Материализм, поскольку он протестовал против идеализма, отрицающего реальность бытия и утверждающего одно чистое мышление, выступает как защитник существенных интересов человечества; поскольку он защищает ценность научного знания действительности, он может считаться моментом в реалистическом развитии новейшей философии, и этим признается его условное право на определенное место в целостной мысли и мире. «. Расширение философии как науки далее тех узких границ, внутри которых она была разработываема естествоиспытателями, составляет ту заслугу материализма, из которой легко могут быть выведены его другие заслуги. Идея абсолютной физики составляет тот основной его недостаток, из которого могут быть изъяснены его другие недостатки». Это резюме еще раз подчеркивает основную мысль Юркевича: материализм ставит себе метафизическую задачу, ищет решить ее научно — и то и другое должно только приветствовать, — но обоснование философии на частной науке есть предприятие само по себе невыполнимое. Другими словами, Юркевич приветствует материализм не во имя философии, а во имя науки. Этим объясняется, что и вся его критика материализма опирается на противопоставление его реализму, который, именно задаче научности удовлетворяет в большей степени, чем материализм. Но такой подход к проблеме должен вызвать уже некоторое недоумение: не странно ли что философ выступает в защиту чистой научности? Мы уже отмечали, что нам слышится в словах Юркевича другой тон, что в его мыслях мы усматриваем еще другое скрытое течение, что, следовательно, уяснение ценности материализма с точки зрения реализма есть только «метод», прием, но действительная идея, воодушевляющая Юркевича, лежит в другом месте. В чем же она?
Если бы Юркевич полагал эту идею, свой пафос в самом реализме, То к чему ему, философу, нужно было так отстаивать именно научность реализма? Конечно, можно сказать, что реализм больше, чем научность, он есть и философия. Но Юркевич сам дает указания на то, чем могла бы быть система реализма в своем совершенном философском виде, и нетрудно видеть, что всего этого для философа мало. Он признает, с одной стороны, что метафизики как определенной системы знания не существует, хотя есть система определенных задач; с другой стороны, он как будто соглашается с Кантом, что идеи не суть познания, а только правила, требования и задачи разума. И, вполне согласно с этими положениями, он утверждает, Что если бы философия развила свой предположения, касающиеся объясняющей сущности, в систему, то «она в этой онтологии имела бы для своих познаний о действительном мире такой же орган, какой дан для естествознания в области чистой математики».

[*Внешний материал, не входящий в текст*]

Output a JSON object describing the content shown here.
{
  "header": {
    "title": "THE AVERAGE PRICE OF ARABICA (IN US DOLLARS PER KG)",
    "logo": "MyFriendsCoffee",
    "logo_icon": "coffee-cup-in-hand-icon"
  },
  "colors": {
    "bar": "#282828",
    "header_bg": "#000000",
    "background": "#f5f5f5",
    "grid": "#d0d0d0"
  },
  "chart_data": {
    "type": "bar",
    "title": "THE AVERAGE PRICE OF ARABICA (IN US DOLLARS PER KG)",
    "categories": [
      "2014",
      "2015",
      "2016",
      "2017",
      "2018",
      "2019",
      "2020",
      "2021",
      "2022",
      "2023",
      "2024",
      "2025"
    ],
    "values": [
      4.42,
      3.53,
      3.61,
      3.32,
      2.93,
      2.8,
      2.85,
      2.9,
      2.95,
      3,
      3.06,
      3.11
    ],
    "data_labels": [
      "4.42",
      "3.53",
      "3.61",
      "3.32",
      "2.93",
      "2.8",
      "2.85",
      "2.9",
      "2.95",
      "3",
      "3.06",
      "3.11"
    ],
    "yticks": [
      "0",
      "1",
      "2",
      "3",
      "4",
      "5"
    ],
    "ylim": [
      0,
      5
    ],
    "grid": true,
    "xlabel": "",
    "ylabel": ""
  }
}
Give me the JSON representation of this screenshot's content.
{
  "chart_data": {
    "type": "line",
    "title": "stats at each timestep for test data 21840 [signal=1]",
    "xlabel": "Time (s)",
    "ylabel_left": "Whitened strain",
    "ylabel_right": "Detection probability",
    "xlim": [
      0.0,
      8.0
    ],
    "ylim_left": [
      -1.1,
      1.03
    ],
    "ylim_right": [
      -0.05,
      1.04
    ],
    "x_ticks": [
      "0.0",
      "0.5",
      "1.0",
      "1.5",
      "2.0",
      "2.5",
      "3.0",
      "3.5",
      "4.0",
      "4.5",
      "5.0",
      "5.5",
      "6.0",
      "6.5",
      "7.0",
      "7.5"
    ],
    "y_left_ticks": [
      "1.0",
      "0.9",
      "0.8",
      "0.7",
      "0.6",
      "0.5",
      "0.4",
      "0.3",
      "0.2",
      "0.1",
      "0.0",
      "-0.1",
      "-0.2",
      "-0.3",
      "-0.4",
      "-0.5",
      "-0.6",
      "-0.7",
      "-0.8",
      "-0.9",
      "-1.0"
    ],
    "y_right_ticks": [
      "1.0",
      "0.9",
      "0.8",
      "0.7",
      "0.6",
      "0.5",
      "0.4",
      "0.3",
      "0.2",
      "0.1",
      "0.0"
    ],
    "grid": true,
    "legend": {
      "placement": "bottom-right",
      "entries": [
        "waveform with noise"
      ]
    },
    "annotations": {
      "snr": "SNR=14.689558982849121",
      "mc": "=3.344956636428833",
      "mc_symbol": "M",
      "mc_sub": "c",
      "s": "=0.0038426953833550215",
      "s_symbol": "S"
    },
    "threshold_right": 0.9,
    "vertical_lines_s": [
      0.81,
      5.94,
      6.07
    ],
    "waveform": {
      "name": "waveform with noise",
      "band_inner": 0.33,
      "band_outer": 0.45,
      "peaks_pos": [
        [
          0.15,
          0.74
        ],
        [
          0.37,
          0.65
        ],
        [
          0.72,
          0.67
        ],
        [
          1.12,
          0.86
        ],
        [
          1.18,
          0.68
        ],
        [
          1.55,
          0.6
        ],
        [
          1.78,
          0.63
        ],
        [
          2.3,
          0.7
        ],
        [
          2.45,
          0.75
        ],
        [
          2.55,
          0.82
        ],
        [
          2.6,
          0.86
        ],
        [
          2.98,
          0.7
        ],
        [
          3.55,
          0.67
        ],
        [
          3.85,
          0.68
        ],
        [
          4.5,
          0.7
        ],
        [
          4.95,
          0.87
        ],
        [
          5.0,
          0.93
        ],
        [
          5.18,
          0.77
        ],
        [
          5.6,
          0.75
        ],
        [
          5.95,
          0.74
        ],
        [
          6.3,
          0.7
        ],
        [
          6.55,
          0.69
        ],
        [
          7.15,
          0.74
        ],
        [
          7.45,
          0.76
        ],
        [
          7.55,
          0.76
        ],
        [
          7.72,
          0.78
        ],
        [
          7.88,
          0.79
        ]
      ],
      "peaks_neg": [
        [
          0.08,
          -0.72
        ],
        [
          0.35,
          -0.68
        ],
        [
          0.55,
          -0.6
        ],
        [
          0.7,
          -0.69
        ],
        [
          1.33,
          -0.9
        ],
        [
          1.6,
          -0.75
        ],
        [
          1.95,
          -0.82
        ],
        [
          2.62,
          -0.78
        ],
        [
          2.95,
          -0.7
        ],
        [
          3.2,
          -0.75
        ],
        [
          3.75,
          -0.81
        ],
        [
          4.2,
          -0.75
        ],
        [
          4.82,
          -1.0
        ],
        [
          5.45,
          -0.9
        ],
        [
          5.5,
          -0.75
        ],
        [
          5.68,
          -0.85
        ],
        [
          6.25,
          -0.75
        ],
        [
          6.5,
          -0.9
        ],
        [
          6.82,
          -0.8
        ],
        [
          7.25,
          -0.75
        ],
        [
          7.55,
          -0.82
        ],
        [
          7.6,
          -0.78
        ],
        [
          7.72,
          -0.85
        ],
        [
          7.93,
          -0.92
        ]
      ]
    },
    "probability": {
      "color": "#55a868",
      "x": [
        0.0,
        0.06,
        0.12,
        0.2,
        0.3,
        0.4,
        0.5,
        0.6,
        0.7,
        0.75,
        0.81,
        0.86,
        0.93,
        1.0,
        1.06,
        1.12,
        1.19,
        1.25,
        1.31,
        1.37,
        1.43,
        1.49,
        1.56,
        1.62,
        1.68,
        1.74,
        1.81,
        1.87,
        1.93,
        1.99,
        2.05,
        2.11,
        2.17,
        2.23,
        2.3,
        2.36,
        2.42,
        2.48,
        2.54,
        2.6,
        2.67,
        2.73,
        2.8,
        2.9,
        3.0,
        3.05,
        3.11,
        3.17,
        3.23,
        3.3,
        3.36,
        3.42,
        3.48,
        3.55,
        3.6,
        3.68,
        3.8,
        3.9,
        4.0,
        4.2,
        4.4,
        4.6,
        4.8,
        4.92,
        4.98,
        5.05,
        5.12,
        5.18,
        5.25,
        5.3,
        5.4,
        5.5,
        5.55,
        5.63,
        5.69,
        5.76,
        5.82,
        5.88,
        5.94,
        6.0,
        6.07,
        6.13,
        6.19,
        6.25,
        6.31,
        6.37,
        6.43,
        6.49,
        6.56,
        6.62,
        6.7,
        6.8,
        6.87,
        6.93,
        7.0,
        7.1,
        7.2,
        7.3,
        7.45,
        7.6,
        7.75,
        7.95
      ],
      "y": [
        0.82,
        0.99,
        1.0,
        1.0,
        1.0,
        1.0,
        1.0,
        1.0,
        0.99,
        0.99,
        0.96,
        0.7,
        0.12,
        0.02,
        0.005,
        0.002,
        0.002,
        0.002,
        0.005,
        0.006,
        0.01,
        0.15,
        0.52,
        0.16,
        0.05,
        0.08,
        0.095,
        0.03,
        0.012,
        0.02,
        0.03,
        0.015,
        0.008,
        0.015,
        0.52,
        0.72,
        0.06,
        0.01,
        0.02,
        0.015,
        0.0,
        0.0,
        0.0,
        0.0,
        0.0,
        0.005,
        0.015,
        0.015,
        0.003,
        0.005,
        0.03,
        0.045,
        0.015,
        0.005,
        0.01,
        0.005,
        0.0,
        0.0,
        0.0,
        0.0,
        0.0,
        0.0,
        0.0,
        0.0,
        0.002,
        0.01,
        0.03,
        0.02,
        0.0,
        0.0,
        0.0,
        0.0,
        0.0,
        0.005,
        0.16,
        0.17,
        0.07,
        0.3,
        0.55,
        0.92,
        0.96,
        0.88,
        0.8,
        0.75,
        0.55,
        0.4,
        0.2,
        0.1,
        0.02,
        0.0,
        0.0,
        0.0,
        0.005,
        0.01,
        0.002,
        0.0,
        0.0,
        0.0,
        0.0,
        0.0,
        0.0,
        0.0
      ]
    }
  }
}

На этой мысли стоит остановиться, она очень интересна, хотя, на наш взгляд, не доведена до конца. Основание нашего недоумения мы можем связать с понятием онтологии. Юркевич думает, что возможные предположения онтологии должны опираться на опыт, и подчеркивает, что в области объяснений из сущности, прежде всего опытно, должен быть решен один из труднейших вопросов, о наличности сущностей. Действительно, стоит только вспомнить борьбу витализма с механизмом, с одной стороны, и спиритуализма с материализмом, с другой стороны, чтобы увидеть, что этот вопрос не только труден сам по себе, но что здесь присутствует еще вопрос о конечном определении сущностей. Во всяком случае, смысл онтологии при такой постановке вопроса таков, что, во- 1–х, быть может, следовало бы говорить не об онтологии, а об онтологиях, а, во-2–х, такого рода онтологии были бы знаниями, обогащающими нас в области отношений фактов самой действительности. Как приг знает сам Юркевич, в «условной области опыта» примиряющее начало реализма приводит к признанию синтетического характера этого познания. Но если все это так, то, непонятно, как знание самой действительности может быть «органом» этого знания? По мысли Юркевича, это должна быть система задач, требований, но если она хочет, быть «органом», системой задач, то она не может обогащать нашего знания действительности. Она будет, еще говорит Юркевич, тем же, что математика для естествознания. Но математика именно и не дает для естествознания познания действительности, не обогащает его. в этом смысле. Такая онтология — уже непременно одна, а не несколько — не должна была бы опираться на «условную область опьта», она должна была бы состоять не из синтетических суждений опыта, а из аналитических суждений по закону противоречия. Я не хочу этим сказать, что она вовсе не обогащала бы нашего знания, но только что это знание не было бы знанием действительности опыта.